Medical debt in the United States is a pressing issue affecting millions of individuals. Despite the majority having health insurance, high deductibles and copayments still leave many burdened with medical debt. A recent analysis by the Kaiser Family Foundation reveals alarming statistics:
Approximately 20 million adults (1 in 12) in the U.S. owe medical debt, totaling over $220 billion. Of these, 14 million owe more than $1,000 and 3 million owe over $10,000. The burden of medical debt is seen across various demographics, with higher prevalence among those with disabilities, lower-income individuals, and the uninsured.


Given the substantial impact of medical debt, a crucial question arises: what would be the consequences if this debt were eliminated? A study by Kluender et al. (2024) sheds light on this issue.

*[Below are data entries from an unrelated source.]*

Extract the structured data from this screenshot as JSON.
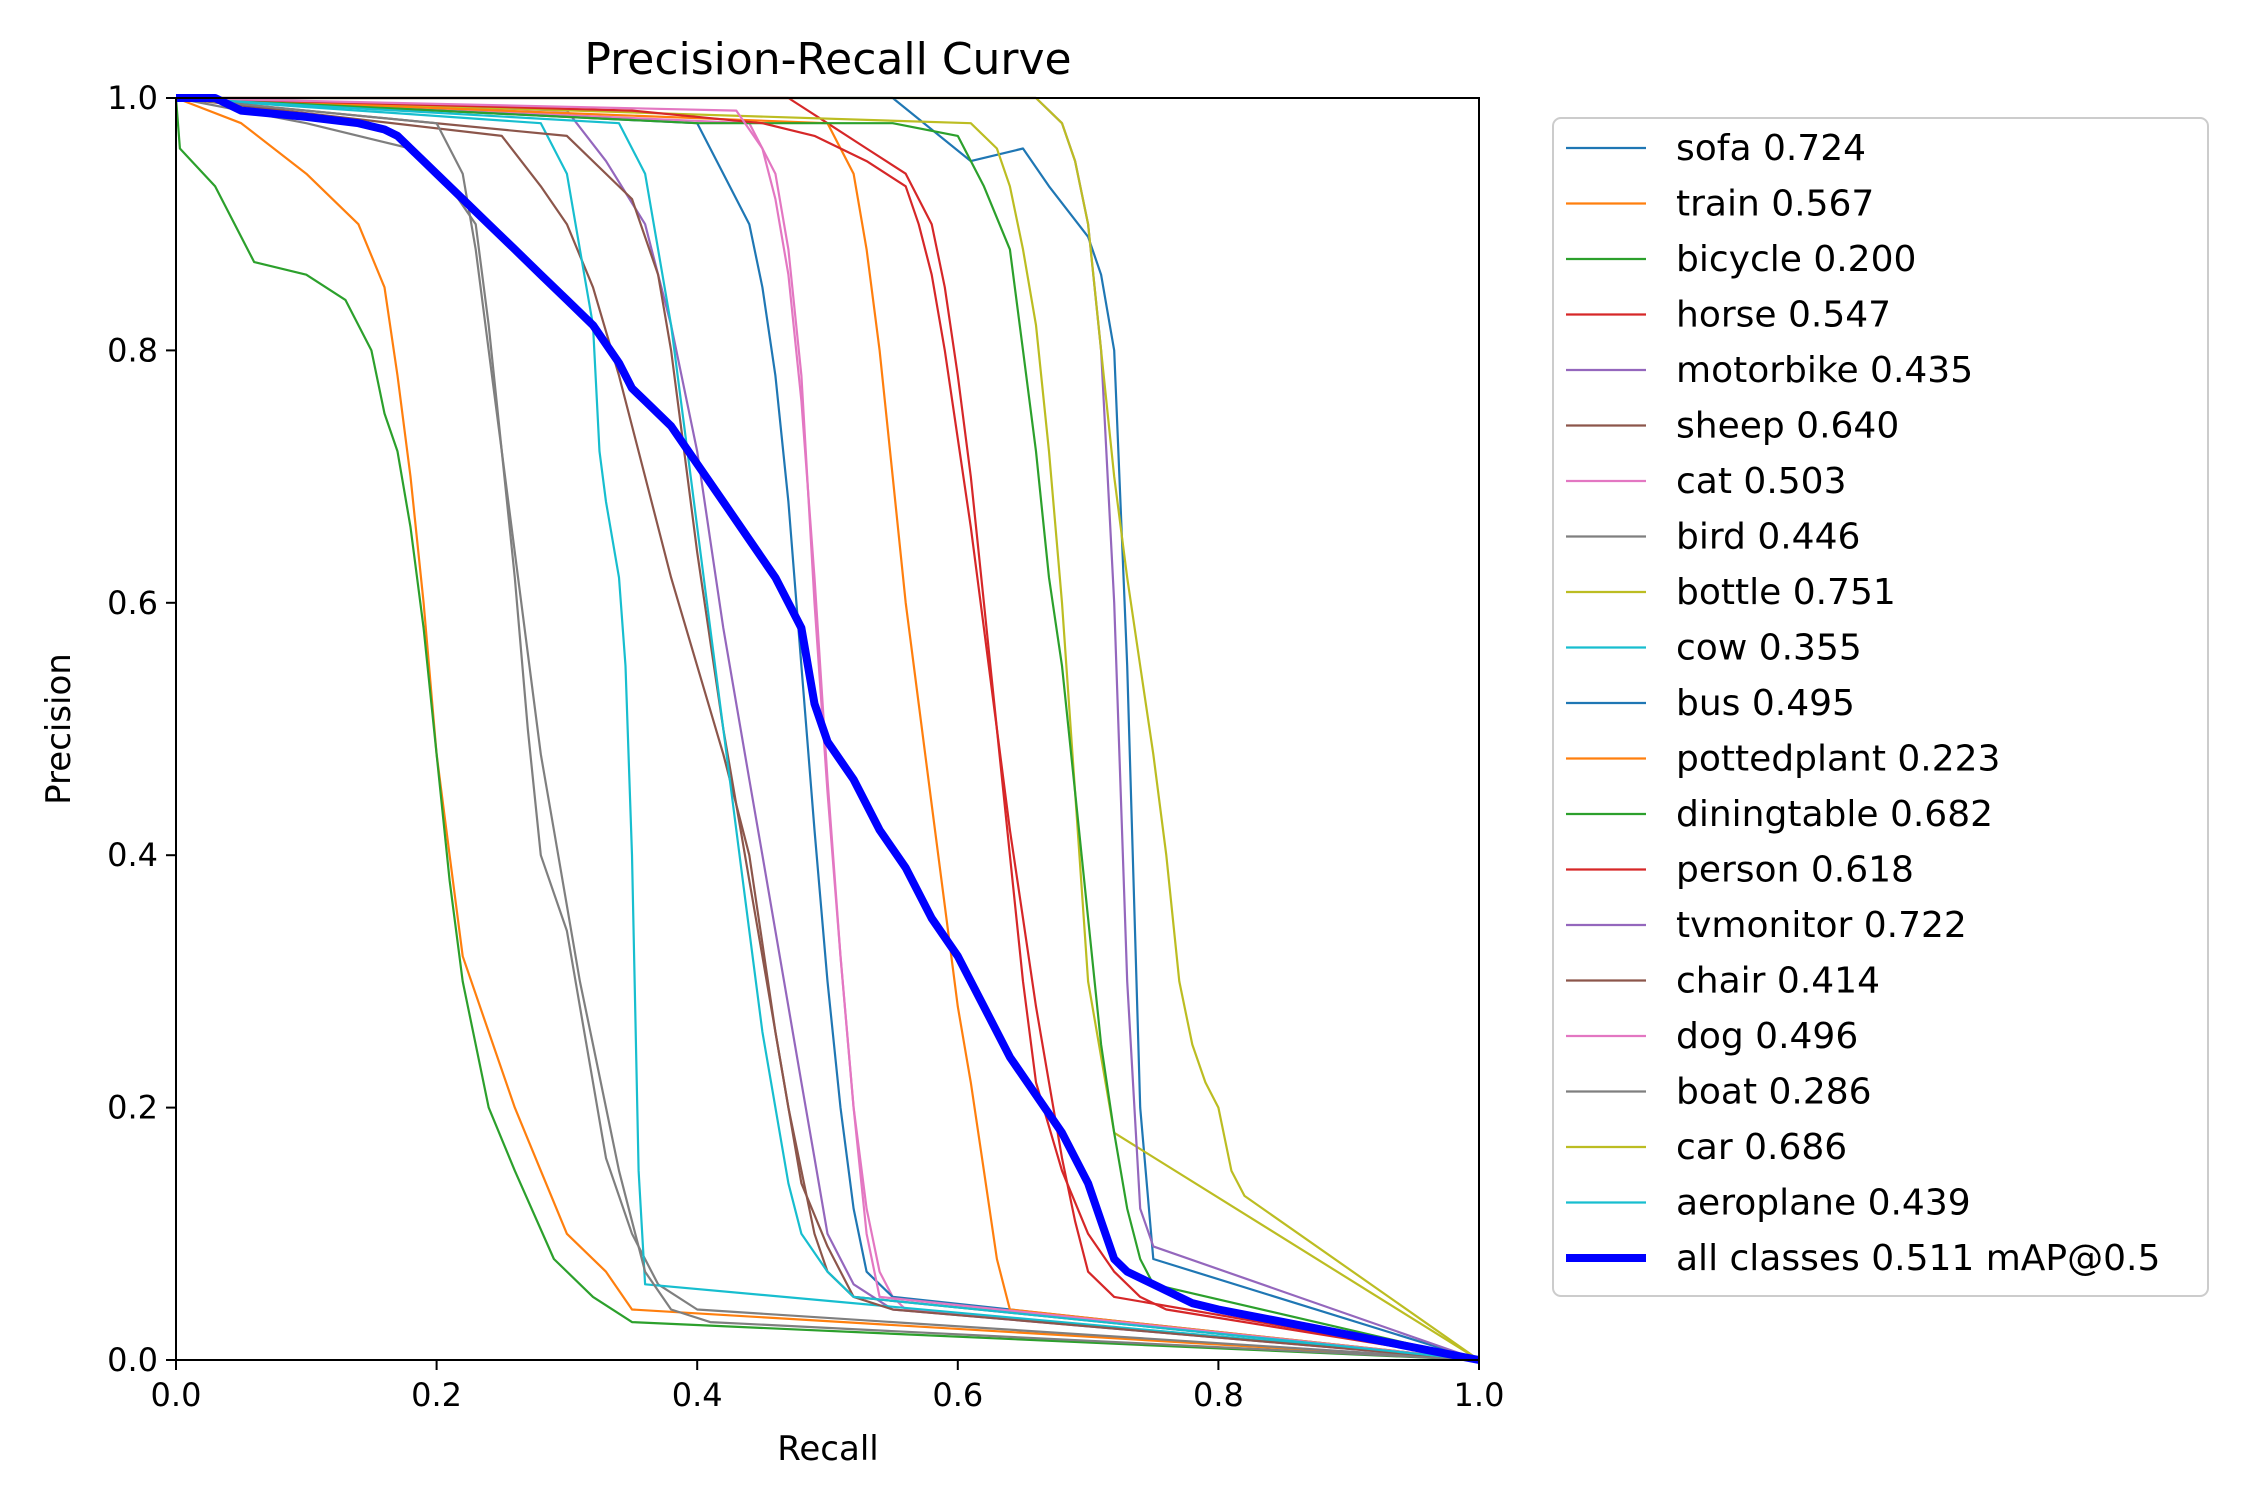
{
  "chart_data": {
    "type": "line",
    "title": "Precision-Recall Curve",
    "xlabel": "Recall",
    "ylabel": "Precision",
    "xlim": [
      0,
      1
    ],
    "ylim": [
      0,
      1
    ],
    "xticks": [
      "0.0",
      "0.2",
      "0.4",
      "0.6",
      "0.8",
      "1.0"
    ],
    "yticks": [
      "0.0",
      "0.2",
      "0.4",
      "0.6",
      "0.8",
      "1.0"
    ],
    "grid": false,
    "legend_position": "outside-right",
    "series": [
      {
        "name": "sofa 0.724",
        "color": "#1f77b4",
        "x": [
          0.0,
          0.55,
          0.61,
          0.65,
          0.67,
          0.7,
          0.71,
          0.72,
          0.73,
          0.74,
          0.75,
          1.0
        ],
        "y": [
          1.0,
          1.0,
          0.95,
          0.96,
          0.93,
          0.89,
          0.86,
          0.8,
          0.55,
          0.2,
          0.08,
          0.0
        ]
      },
      {
        "name": "train 0.567",
        "color": "#ff7f0e",
        "x": [
          0.0,
          0.05,
          0.1,
          0.14,
          0.16,
          0.17,
          0.18,
          0.19,
          0.2,
          0.21,
          0.22,
          0.24,
          0.26,
          0.28,
          0.3,
          0.33,
          0.35,
          1.0
        ],
        "y": [
          1.0,
          0.98,
          0.94,
          0.9,
          0.85,
          0.78,
          0.7,
          0.6,
          0.48,
          0.4,
          0.32,
          0.26,
          0.2,
          0.15,
          0.1,
          0.07,
          0.04,
          0.0
        ]
      },
      {
        "name": "bicycle 0.200",
        "color": "#2ca02c",
        "x": [
          0.0,
          0.003,
          0.03,
          0.06,
          0.1,
          0.13,
          0.15,
          0.16,
          0.17,
          0.18,
          0.19,
          0.2,
          0.21,
          0.22,
          0.24,
          0.26,
          0.29,
          0.32,
          0.35,
          1.0
        ],
        "y": [
          1.0,
          0.96,
          0.93,
          0.87,
          0.86,
          0.84,
          0.8,
          0.75,
          0.72,
          0.66,
          0.58,
          0.48,
          0.38,
          0.3,
          0.2,
          0.15,
          0.08,
          0.05,
          0.03,
          0.0
        ]
      },
      {
        "name": "horse 0.547",
        "color": "#d62728",
        "x": [
          0.0,
          0.47,
          0.5,
          0.53,
          0.56,
          0.57,
          0.58,
          0.59,
          0.6,
          0.61,
          0.62,
          0.63,
          0.64,
          0.65,
          0.66,
          0.68,
          0.7,
          0.72,
          0.74,
          0.76,
          1.0
        ],
        "y": [
          1.0,
          1.0,
          0.98,
          0.96,
          0.94,
          0.92,
          0.9,
          0.85,
          0.78,
          0.7,
          0.6,
          0.5,
          0.4,
          0.3,
          0.22,
          0.15,
          0.1,
          0.07,
          0.05,
          0.04,
          0.0
        ]
      },
      {
        "name": "motorbike 0.435",
        "color": "#9467bd",
        "x": [
          0.0,
          0.3,
          0.33,
          0.36,
          0.38,
          0.4,
          0.41,
          0.42,
          0.43,
          0.44,
          0.45,
          0.46,
          0.47,
          0.48,
          0.49,
          0.5,
          0.52,
          0.55,
          1.0
        ],
        "y": [
          1.0,
          0.99,
          0.95,
          0.9,
          0.82,
          0.72,
          0.65,
          0.58,
          0.52,
          0.46,
          0.4,
          0.34,
          0.28,
          0.22,
          0.16,
          0.1,
          0.06,
          0.04,
          0.0
        ]
      },
      {
        "name": "sheep 0.640",
        "color": "#8c564b",
        "x": [
          0.0,
          0.25,
          0.28,
          0.3,
          0.32,
          0.34,
          0.36,
          0.38,
          0.4,
          0.42,
          0.44,
          0.45,
          0.46,
          0.47,
          0.48,
          0.5,
          0.52,
          1.0
        ],
        "y": [
          1.0,
          0.97,
          0.93,
          0.9,
          0.85,
          0.78,
          0.7,
          0.62,
          0.55,
          0.48,
          0.4,
          0.33,
          0.26,
          0.2,
          0.14,
          0.09,
          0.05,
          0.0
        ]
      },
      {
        "name": "cat 0.503",
        "color": "#e377c2",
        "x": [
          0.0,
          0.44,
          0.46,
          0.47,
          0.48,
          0.49,
          0.5,
          0.51,
          0.52,
          0.53,
          0.54,
          0.55,
          0.56,
          1.0
        ],
        "y": [
          1.0,
          0.98,
          0.94,
          0.88,
          0.78,
          0.6,
          0.45,
          0.32,
          0.2,
          0.12,
          0.07,
          0.05,
          0.04,
          0.0
        ]
      },
      {
        "name": "bird 0.446",
        "color": "#7f7f7f",
        "x": [
          0.0,
          0.1,
          0.18,
          0.21,
          0.23,
          0.24,
          0.25,
          0.26,
          0.27,
          0.28,
          0.3,
          0.31,
          0.32,
          0.33,
          0.35,
          0.37,
          0.4,
          1.0
        ],
        "y": [
          1.0,
          0.98,
          0.96,
          0.93,
          0.9,
          0.82,
          0.72,
          0.62,
          0.5,
          0.4,
          0.34,
          0.28,
          0.22,
          0.16,
          0.1,
          0.06,
          0.04,
          0.0
        ]
      },
      {
        "name": "bottle 0.751",
        "color": "#bcbd22",
        "x": [
          0.0,
          0.61,
          0.63,
          0.64,
          0.65,
          0.66,
          0.67,
          0.68,
          0.69,
          0.7,
          0.72,
          1.0
        ],
        "y": [
          1.0,
          0.98,
          0.96,
          0.93,
          0.88,
          0.82,
          0.72,
          0.6,
          0.45,
          0.3,
          0.18,
          0.0
        ]
      },
      {
        "name": "cow 0.355",
        "color": "#17becf",
        "x": [
          0.0,
          0.28,
          0.3,
          0.31,
          0.32,
          0.325,
          0.33,
          0.34,
          0.345,
          0.35,
          0.355,
          0.36,
          1.0
        ],
        "y": [
          1.0,
          0.98,
          0.94,
          0.88,
          0.82,
          0.72,
          0.68,
          0.62,
          0.55,
          0.4,
          0.15,
          0.06,
          0.0
        ]
      },
      {
        "name": "bus 0.495",
        "color": "#1f77b4",
        "x": [
          0.0,
          0.4,
          0.42,
          0.44,
          0.45,
          0.46,
          0.47,
          0.48,
          0.49,
          0.5,
          0.51,
          0.52,
          0.53,
          0.55,
          1.0
        ],
        "y": [
          1.0,
          0.98,
          0.94,
          0.9,
          0.85,
          0.78,
          0.68,
          0.55,
          0.42,
          0.3,
          0.2,
          0.12,
          0.07,
          0.05,
          0.0
        ]
      },
      {
        "name": "pottedplant 0.223",
        "color": "#ff7f0e",
        "x": [
          0.0,
          0.5,
          0.52,
          0.53,
          0.54,
          0.55,
          0.56,
          0.57,
          0.58,
          0.59,
          0.6,
          0.61,
          0.62,
          0.63,
          0.64,
          1.0
        ],
        "y": [
          1.0,
          0.98,
          0.94,
          0.88,
          0.8,
          0.7,
          0.6,
          0.52,
          0.44,
          0.36,
          0.28,
          0.22,
          0.15,
          0.08,
          0.04,
          0.0
        ]
      },
      {
        "name": "diningtable 0.682",
        "color": "#2ca02c",
        "x": [
          0.0,
          0.4,
          0.55,
          0.6,
          0.62,
          0.64,
          0.65,
          0.66,
          0.67,
          0.68,
          0.69,
          0.7,
          0.71,
          0.72,
          0.73,
          0.74,
          0.75,
          1.0
        ],
        "y": [
          1.0,
          0.98,
          0.98,
          0.97,
          0.93,
          0.88,
          0.8,
          0.72,
          0.62,
          0.55,
          0.45,
          0.35,
          0.25,
          0.18,
          0.12,
          0.08,
          0.06,
          0.0
        ]
      },
      {
        "name": "person 0.618",
        "color": "#d62728",
        "x": [
          0.0,
          0.35,
          0.45,
          0.49,
          0.53,
          0.56,
          0.57,
          0.58,
          0.59,
          0.6,
          0.61,
          0.62,
          0.63,
          0.64,
          0.65,
          0.66,
          0.67,
          0.68,
          0.69,
          0.7,
          0.72,
          1.0
        ],
        "y": [
          1.0,
          0.99,
          0.98,
          0.97,
          0.95,
          0.93,
          0.9,
          0.86,
          0.8,
          0.73,
          0.66,
          0.58,
          0.5,
          0.42,
          0.35,
          0.28,
          0.22,
          0.16,
          0.11,
          0.07,
          0.05,
          0.0
        ]
      },
      {
        "name": "tvmonitor 0.722",
        "color": "#9467bd",
        "x": [
          0.0,
          0.66,
          0.67,
          0.68,
          0.69,
          0.7,
          0.71,
          0.72,
          0.73,
          0.74,
          0.75,
          1.0
        ],
        "y": [
          1.0,
          1.0,
          0.99,
          0.98,
          0.95,
          0.9,
          0.8,
          0.6,
          0.3,
          0.12,
          0.09,
          0.0
        ]
      },
      {
        "name": "chair 0.414",
        "color": "#8c564b",
        "x": [
          0.0,
          0.3,
          0.35,
          0.37,
          0.38,
          0.39,
          0.4,
          0.41,
          0.42,
          0.43,
          0.44,
          0.45,
          0.46,
          0.47,
          0.48,
          0.49,
          0.5,
          0.52,
          0.55,
          1.0
        ],
        "y": [
          1.0,
          0.97,
          0.92,
          0.86,
          0.8,
          0.72,
          0.64,
          0.57,
          0.5,
          0.44,
          0.38,
          0.32,
          0.26,
          0.2,
          0.15,
          0.1,
          0.07,
          0.05,
          0.04,
          0.0
        ]
      },
      {
        "name": "dog 0.496",
        "color": "#e377c2",
        "x": [
          0.0,
          0.43,
          0.45,
          0.46,
          0.47,
          0.48,
          0.49,
          0.5,
          0.51,
          0.52,
          0.53,
          0.54,
          1.0
        ],
        "y": [
          1.0,
          0.99,
          0.96,
          0.92,
          0.86,
          0.76,
          0.62,
          0.46,
          0.32,
          0.2,
          0.1,
          0.05,
          0.0
        ]
      },
      {
        "name": "boat 0.286",
        "color": "#7f7f7f",
        "x": [
          0.0,
          0.2,
          0.22,
          0.23,
          0.24,
          0.25,
          0.26,
          0.27,
          0.28,
          0.29,
          0.3,
          0.31,
          0.32,
          0.33,
          0.34,
          0.35,
          0.36,
          0.38,
          0.41,
          1.0
        ],
        "y": [
          1.0,
          0.98,
          0.94,
          0.88,
          0.8,
          0.72,
          0.64,
          0.56,
          0.48,
          0.42,
          0.36,
          0.3,
          0.25,
          0.2,
          0.15,
          0.11,
          0.07,
          0.04,
          0.03,
          0.0
        ]
      },
      {
        "name": "car 0.686",
        "color": "#bcbd22",
        "x": [
          0.0,
          0.66,
          0.68,
          0.69,
          0.7,
          0.71,
          0.72,
          0.73,
          0.74,
          0.75,
          0.76,
          0.77,
          0.78,
          0.79,
          0.8,
          0.81,
          0.82,
          1.0
        ],
        "y": [
          1.0,
          1.0,
          0.98,
          0.95,
          0.9,
          0.8,
          0.7,
          0.62,
          0.55,
          0.48,
          0.4,
          0.3,
          0.25,
          0.22,
          0.2,
          0.15,
          0.13,
          0.0
        ]
      },
      {
        "name": "aeroplane 0.439",
        "color": "#17becf",
        "x": [
          0.0,
          0.34,
          0.36,
          0.37,
          0.38,
          0.39,
          0.4,
          0.41,
          0.42,
          0.43,
          0.44,
          0.45,
          0.46,
          0.47,
          0.48,
          0.5,
          0.52,
          1.0
        ],
        "y": [
          1.0,
          0.98,
          0.94,
          0.88,
          0.82,
          0.74,
          0.66,
          0.58,
          0.5,
          0.42,
          0.34,
          0.26,
          0.2,
          0.14,
          0.1,
          0.07,
          0.05,
          0.0
        ]
      },
      {
        "name": "all classes 0.511 mAP@0.5",
        "color": "#0000ff",
        "bold": true,
        "x": [
          0.0,
          0.03,
          0.05,
          0.1,
          0.14,
          0.16,
          0.17,
          0.18,
          0.19,
          0.2,
          0.22,
          0.24,
          0.26,
          0.28,
          0.3,
          0.32,
          0.34,
          0.35,
          0.36,
          0.38,
          0.4,
          0.42,
          0.44,
          0.46,
          0.48,
          0.49,
          0.5,
          0.52,
          0.54,
          0.56,
          0.58,
          0.6,
          0.62,
          0.64,
          0.66,
          0.68,
          0.7,
          0.71,
          0.72,
          0.73,
          0.75,
          0.78,
          0.8,
          0.85,
          0.9,
          0.95,
          1.0
        ],
        "y": [
          1.0,
          1.0,
          0.99,
          0.985,
          0.98,
          0.975,
          0.97,
          0.96,
          0.95,
          0.94,
          0.92,
          0.9,
          0.88,
          0.86,
          0.84,
          0.82,
          0.79,
          0.77,
          0.76,
          0.74,
          0.71,
          0.68,
          0.65,
          0.62,
          0.58,
          0.52,
          0.49,
          0.46,
          0.42,
          0.39,
          0.35,
          0.32,
          0.28,
          0.24,
          0.21,
          0.18,
          0.14,
          0.11,
          0.08,
          0.07,
          0.06,
          0.045,
          0.04,
          0.03,
          0.02,
          0.01,
          0.0
        ]
      }
    ]
  }
}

Research conducted in partnership with RIP Medical Debt involving 83,401 individuals who had $169 million of medical debt relieved between 2018 and 2020 showed interesting outcomes. The study found minimal changes overall, with no significant impact on credit access, utilization, or financial distress. However, a moderate decrease in payment of existing medical bills was observed. Moreover, the relief had no average effect on mental health, although certain groups experienced negative repercussions based on pre-registered analysis.
This surprising conclusion has been covered by The New York Times, highlighting the complexities surrounding medical debt relief.